Sawako Nakayasu was born in Japan and raised in the US. She studied Literature/Writing and Music Composition at UC San Diego, then taught for three years at the Grauer School in Encinitas, CA. Her interests in text, music, and modern dance have led to several performance art works, including Tending the Keep—a full-length show concerning marriage and hockey. Her poetry has appeared in Chain, Key Satch(el), Tinfish, and Interlope.
Working Notes
I work mostly in poetry because it claims to be neither fiction nor non-fiction, because it acknowledges the gap between what really was or is, and what is said about it. Is the woman really in a box? It depends on who you ask, how they see it, or what constitutes a box. I like to claim that all of my poems are "true."
The balcony poems arrived out of an unforeseen life-interruption in Europe, where I was intrigued by the dual inside/outside-ness of balconies, and how poetry exists in a similar place—inside and/or outside people, actions, events. Jenny Holzer said something like, "I love my mind when it is fucking the cracks of events." I think that's where the juiciest poems are.
Moving Balcony in Tokyo
Pretty voices they have,
well-packaged in airport speakers:
THE END OF THE WORLD IS AHEAD.
PLEASE WATCH YOUR STEP.
1
1 Hakoirimusume: 2 literally, daughter-in-a-box; upon birth, said female is squarely protected by her parents by means of a figurative and ornamentally beautiful box, to be untied on the date of delivery to her first and only husband. Otherwise, if such daughter were to get a job, the box would accompany her to the workplace each day.
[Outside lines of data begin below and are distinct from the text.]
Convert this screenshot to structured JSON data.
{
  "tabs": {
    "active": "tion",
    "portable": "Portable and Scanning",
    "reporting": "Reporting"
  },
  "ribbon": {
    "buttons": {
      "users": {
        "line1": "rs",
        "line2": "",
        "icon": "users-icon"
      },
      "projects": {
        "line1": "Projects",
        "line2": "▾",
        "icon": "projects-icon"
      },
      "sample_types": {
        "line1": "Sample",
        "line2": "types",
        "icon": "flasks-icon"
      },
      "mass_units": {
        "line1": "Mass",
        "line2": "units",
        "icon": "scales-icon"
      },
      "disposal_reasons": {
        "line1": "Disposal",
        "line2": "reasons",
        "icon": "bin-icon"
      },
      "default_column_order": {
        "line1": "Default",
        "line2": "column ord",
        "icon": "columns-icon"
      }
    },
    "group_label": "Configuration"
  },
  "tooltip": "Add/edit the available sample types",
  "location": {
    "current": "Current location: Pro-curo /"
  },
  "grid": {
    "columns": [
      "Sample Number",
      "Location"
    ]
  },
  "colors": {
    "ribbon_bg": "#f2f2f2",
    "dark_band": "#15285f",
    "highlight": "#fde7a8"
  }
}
In this case, her box is a speaker—and we envision a small Japanese woman inside, repeating with her lovely lovely voice.
2 The term "hakoirimusume" has been deleted from the final draft of this poem.
On the Balcony Missing a Friend
(with Beethoven string quartet #16, Opus 135, III: E. Cantante Tranquillo)
1. Take away glass from Empire State
2. Take away glass from windshield
( Rainex™ remains)
3. Take away glass from underfoot
(S & G song remains, mumbling the soles of her shoes)
4. Take away related words like shattering, crack, reflection
("little piece" remains)
5. Take away glass door
(no possible re-entry stamp)
6. Take the poem away from sight
(remember to reach out and touch some)
Neatly, I write "phone number" on a Post-it™ note and attach it to the above list. In fact, I remain hanging by a cat, a line, a piece of road stretching San Francisco, San Diego.